王太子と年齢が近いというだけで、小さい頃から決められた道を進んできた。
魔力が強いというだけで、魔術師の道がすでにそこにあった。
……主人公のことを好きだったようなのに、それも告白ひとつできずに死んでしまった。
いつも一人だった。
いつも悲しい目をしていた。
もし、自分の手で少しでも幸せな気持ちにできるのだとしたら、もちろんしたい、と思う。
「…………」
エマは二人に向き直った。
「そういう運命の相手ではないんだけど。ヴァルにね、少しでも、楽しいとか幸せとか感じてほしくて。
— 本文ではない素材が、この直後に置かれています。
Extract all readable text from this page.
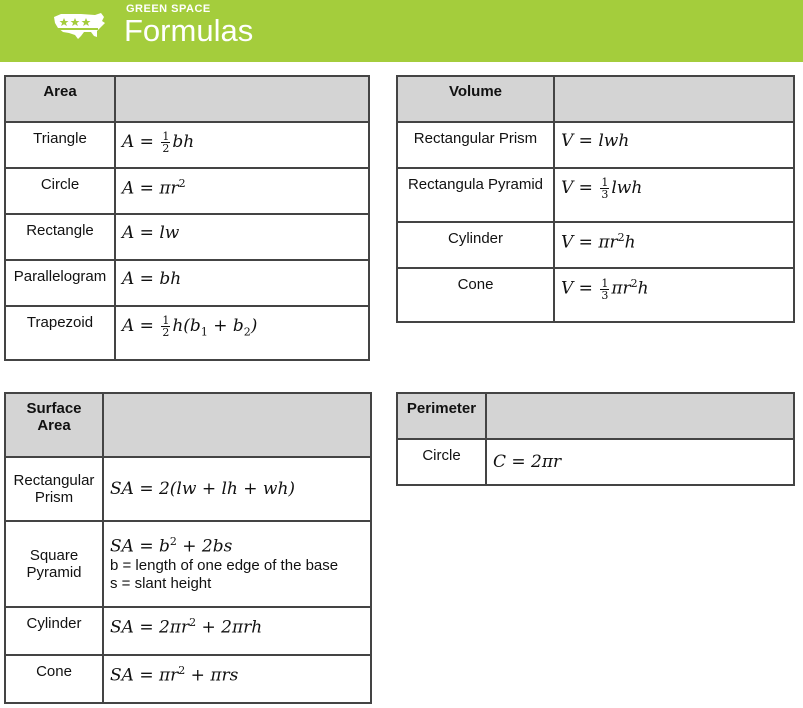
GREEN SPACE
Formulas
Area	
Triangle	$A = \frac{1}{2}$ bh
Circle	$A = \pi r^2$
Rectangle	A = lw
Parallelogram	A = bh
Trapezoid	$A = \frac{1}{2} h(b_1 + b_2)$
Volume	
Rectangular Prism	V = lwh
Rectangula Pyramid	$V = \frac{1}{3}$ lwh
Cylinder	$V = \pi r^2h$
Cone	$V = \frac{1}{3} \pi r^2h$
Surface
Area	
Rectangular
Prism	SA = 2(lw + lh + wh)
Square
Pyramid	SA = $b^2 + 2bs$
b = length of one edge of the base
s = slant height

Cylinder	SA = $2\pi r^2 + 2\pi rh$
Cone	SA = $\pi r^2 + \pi rs$
Perimeter	
Circle	C = 2πr
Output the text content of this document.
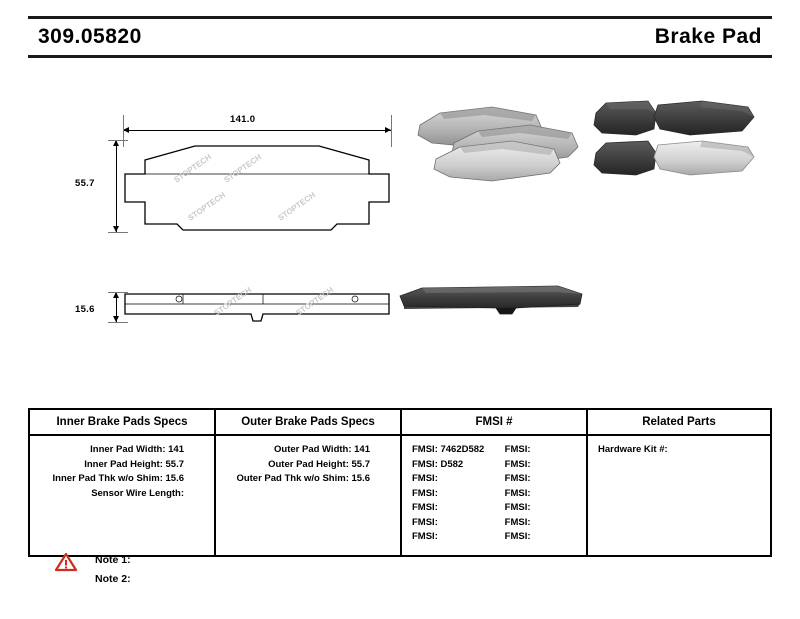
309.05820	Brake Pad
141.0
55.7
15.6
STOPTECH STOPTECH
STOPTECH	STOPTECH
STOPTECH	STOPTECH
Inner Brake Pads Specs
Inner Pad Width: 141
Inner Pad Height: 55.7
Inner Pad Thk w/o Shim: 15.6
Sensor Wire Length:
Outer Brake Pads Specs
Outer Pad Width: 141
Outer Pad Height: 55.7
Outer Pad Thk w/o Shim: 15.6
FMSI #
FMSI: 7462D582	FMSI:
FMSI: D582	FMSI:
FMSI:	FMSI:
FMSI:	FMSI:
FMSI:	FMSI:
FMSI:	FMSI:
FMSI:	FMSI:
Related Parts
Hardware Kit #:
Note 1:
Note 2:
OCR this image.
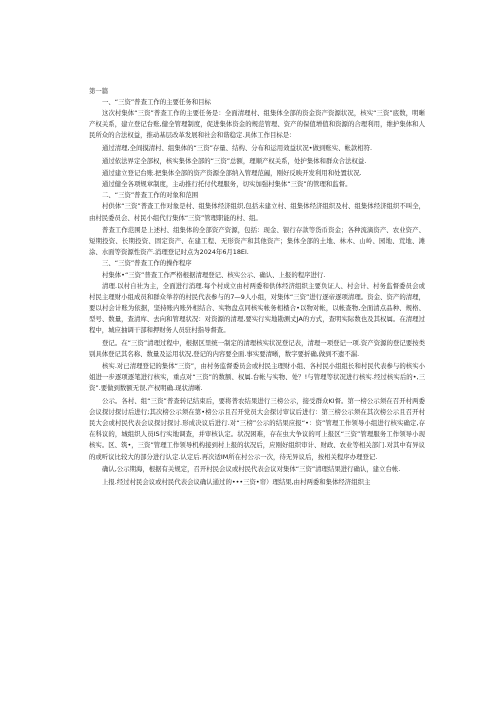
第一篇

一、“三资”普查工作的主要任务和目标

这次村集体“三资”普查工作的主要任务是：全面清理村、组集体全部的资金资产资源状况，核实“三资”底数，明晰产权关系，建立登记台账,健全管理制度，促进集体资金的规范管理、资产的保值增值和资源的合理利用，维护集体和人民所众的合法权益，推动基层改革发展和社会和谐稳定.具体工作目标是：

通过清理,全间摸清村、组集体的“三资”存量、结构、分布和运用效益状况•做到账实、帐款相符.

通过依法界定全部权，核实集体全部的“三资”总额，理顺产权关系，处护集体和群众合法权益.

通过建立登记台账.把集体全部的资产资源全部纳入管理范阖，刚好反映开发利用和处置状况.

通过健全各项规章制度，主动推行托付代理服务，切实加强村集体“三资”的管理和监督。

二、“三资”普查工作的对象和范围

村供体“三资”普查工作对象是村、组集体经济组织,包括未建立村、组集体经济组织及村、组集体经济组织不叫全，由村民委员会、村民小组代行集体“三资”管理职能的村、组。

普查工作范围是上述村、组集体的全部资产资源，包括：现金、银行存款等货币资金；各种流滴资产、农业资产、短期投资、长期投资、固定资产、在建工程、无形资产和其他资产；集体全部的土地、林木、山岭、园地、荒地、滩涂、水面等资源性资产.消理登记时点为2024年6月18El.

三、“三资”普查工作的操作程序

村集体•“三资”普查工作严格根据清理登记、核实公示、确认、上报的程序进行.

清理.以村自社为主，全面进行消理.每个村成立由村两委和供体经济组织主要负证人、村会计、村务监督委员会或村民主理财小组成员和群众举荐的村民代表参与的7—9人小组，对集体“三资”进行逐帝逐项清理。资金、资产的清理，要以村会计账为依据，坚持账内账外相结合、实物盘点同核实帐务相楂合•以物对帐，以帐查物,全面清点品种、规格、型号、数量，查清库、去向和管理状况：对资源的清理,要实行实地勘测丈JA的方式，查明实际数也及其权属。在清理过程中，城应抽调干部和押财务人员驻村指导督查。

登记。在“三资”清理过程中，根据区里统一制定的清理核实状况登记表，清理一项登记一项.资产资源的登记要按类别具体登记其名称、数量及运用状况,登记的内容要全面.事实要清晰，数字要折确,做到不遗不漏.

核实.对已清理登记的集体“三资”，由村务监督委员会或村民主理财小组、各村民小组组长和村民代表参与的核实小姐进一步逐项逐笔进行核实，重点对“三资”的数额、权属.台帐与实物、处？!与管理等状况进行核实.经过核实后的•,三资”.要做到数额无误,产权明确.现状清晰.

公示。各村、组“三资”普查转记结束后，要将普农结果进行三榜公示，接受群众Kl督。第一榜公示须在召开村两委会议探讨探讨后进行;其次榜公示须在第•榜公示且召开党员大会探讨审议后进行：第三榜公示须在其次榜公示且召开村民大会或村民代表会议探讨探讨.形成决议后进行.对“三榜”公示的结果应报“•：资”管理工作领导小组进行核实确定,存在科议的，城组织人员IS行实地调查，并审核认定。状况困难，存在虫大争议的可上报区“三资”管理服务工作领导小现核实。区、筑•，三资”管理工作领导机构接到村上报的状况后，应刚好组织审计、财政、农业等相关部门.对其中有异议的或听议比较大的部分进行认定.认定后.再次适IM所在村公示一次，待无异议后，按相关程序办理登记.

确认,公示期海，根据有关规定，召开村民会议或村民代表会议对集体“三资”清理结果进行确认，建立台帐.

上报.经过村民会议或村民代表会议确认通过的•••三资•帘）理结果,由村两委和集体经济组织主
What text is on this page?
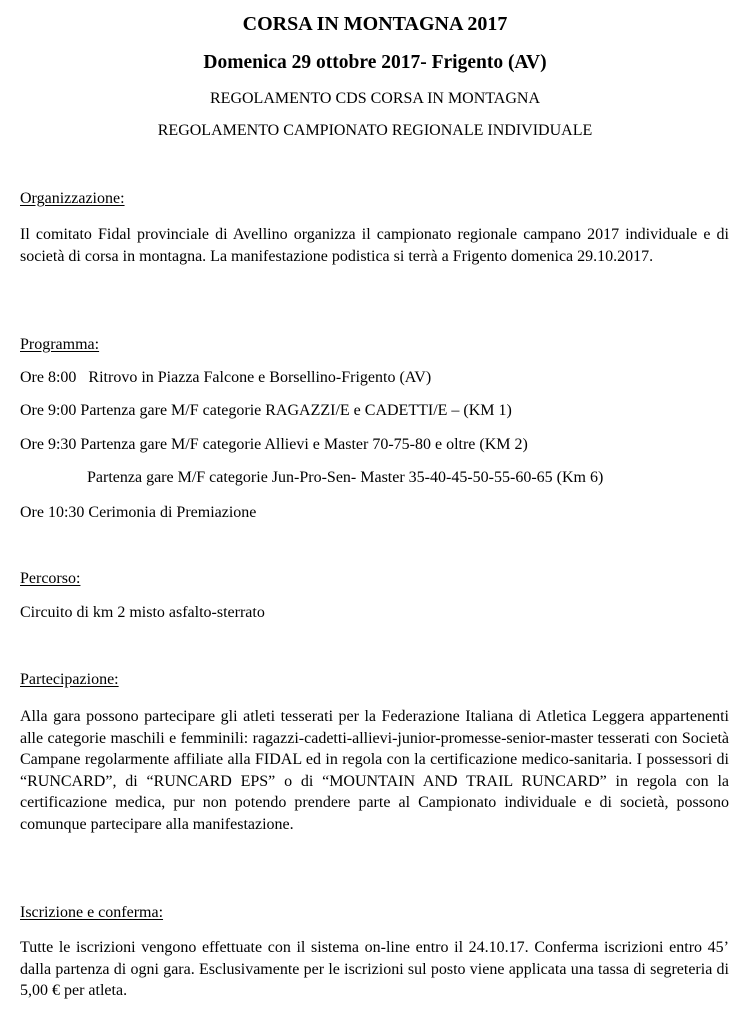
CORSA IN MONTAGNA 2017
Domenica 29 ottobre 2017- Frigento (AV)
REGOLAMENTO CDS CORSA IN MONTAGNA
REGOLAMENTO CAMPIONATO REGIONALE INDIVIDUALE
Organizzazione:
Il comitato Fidal provinciale di Avellino organizza il campionato regionale campano 2017 individuale e di società di corsa in montagna. La manifestazione podistica si terrà a Frigento domenica 29.10.2017.
Programma:
Ore 8:00   Ritrovo in Piazza Falcone e Borsellino-Frigento (AV)
Ore 9:00 Partenza gare M/F categorie RAGAZZI/E e CADETTI/E – (KM 1)
Ore 9:30 Partenza gare M/F categorie Allievi e Master 70-75-80 e oltre (KM 2)
Partenza gare M/F categorie Jun-Pro-Sen- Master 35-40-45-50-55-60-65 (Km 6)
Ore 10:30 Cerimonia di Premiazione
Percorso:
Circuito di km 2 misto asfalto-sterrato
Partecipazione:
Alla gara possono partecipare gli atleti tesserati per la Federazione Italiana di Atletica Leggera appartenenti alle categorie maschili e femminili: ragazzi-cadetti-allievi-junior-promesse-senior-master tesserati con Società Campane regolarmente affiliate alla FIDAL ed in regola con la certificazione medico-sanitaria. I possessori di “RUNCARD”, di “RUNCARD EPS” o di “MOUNTAIN AND TRAIL RUNCARD” in regola con la certificazione medica, pur non potendo prendere parte al Campionato individuale e di società, possono comunque partecipare alla manifestazione.
Iscrizione e conferma:
Tutte le iscrizioni vengono effettuate con il sistema on-line entro il 24.10.17. Conferma iscrizioni entro 45’ dalla partenza di ogni gara. Esclusivamente per le iscrizioni sul posto viene applicata una tassa di segreteria di 5,00 € per atleta.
……ヴァルが好きなものって何だろう?」
すると、二人して呆気にとられた顔をして、同じタイミングで顔を見合わせた。
「ヴァルが好きなものって……」
言いながら、また二人してエマの方を見た。
「……え?私、何か変なこと言った?」
「ううん」
リナリがフルフルっと顔を横に振る。
チュチュが、腕組みをして、軽く首を傾げた。
「エマがすることなら、何でも嬉しいと思うよ」
「なんでも?」
う〜ん、とエマが思案する顔になった。
「そういう厚意って嬉しいし、ヴァルはそういうの受け取ってくれる人だとは思うけど」
そう言うと、チュチュが面白そうに笑った。
「エマと歩くだけでも、エマが笑うだけでも嬉しいと思うよ」
エマが、きょとんとした。
「それは言い過ぎじゃない?」
あははっ、と笑った。
とはいえ。
最近、緊張のあまり、ちゃんと話もできてなかったからなぁ。
翌朝、エマは玄関ホールに居た。
その日の朝の馬当番がヴァルだと知っていたからだ。
厩舎まで行って、話でもしようかと思ったのだけど、緊張が拭いきれずに玄関ホールでずっと、深呼吸をしていた。
階段のところで、何度も深呼吸をする。
ヴァルが、階段を上がってくるのが見えた。
「エマ」
先に声をかけたのはヴァルだった。
「どうした?」
エマは、えへへ、と誤魔化すように笑いながら、必死に髪を撫でつける。
「えっと……」
絶対、私、今、変な顔してる。
こんなところまで来る理由もないし。
「何か困ったことでも……」
そう言いかけたヴァルの言葉を遮るように、エマが口を開いた。
「お、おはよう……っ」
言いながら、ヴァルに笑いかける。
顔が熱くなるのを感じて。
心臓がバクバクする音を聞いて。
それでも。
真っ赤な顔のまま目も逸らさずに、わざわざやってきて朝の挨拶をするエマを見て、ヴァルが一瞬足を止めた。
「…………」
おかしな沈黙が流れる。
やっぱり、おかしいんだよ……!
突然、挨拶だけなんて……。
あんまりうまく笑えてる自信もないし。
流石に笑顔一つで幸せな気分にするのは無理がある!
「…………それだけ」
と、小さく言ったエマの目の前に、ヴァルが歩いてきた。
ヴァルが少し俯いて、
「おはよう」
と、一言声に出す。
どんな顔をしているのかわからなかった。
ヴァルが先に立って、歩いて行ってしまったので、エマがその背中を見たまま立ち尽くす。
すると、ヴァルが玄関ホールの真ん中ほどで振り返り、足を止めたので、待ってくれていることがわかった。
追いかけて、隣を歩く。
会話もなく、二人ただ並んで、階段を上った。
学園で小説を読むのは、リナリ、メンテ、エマ、それに大魔術師くらいですかね。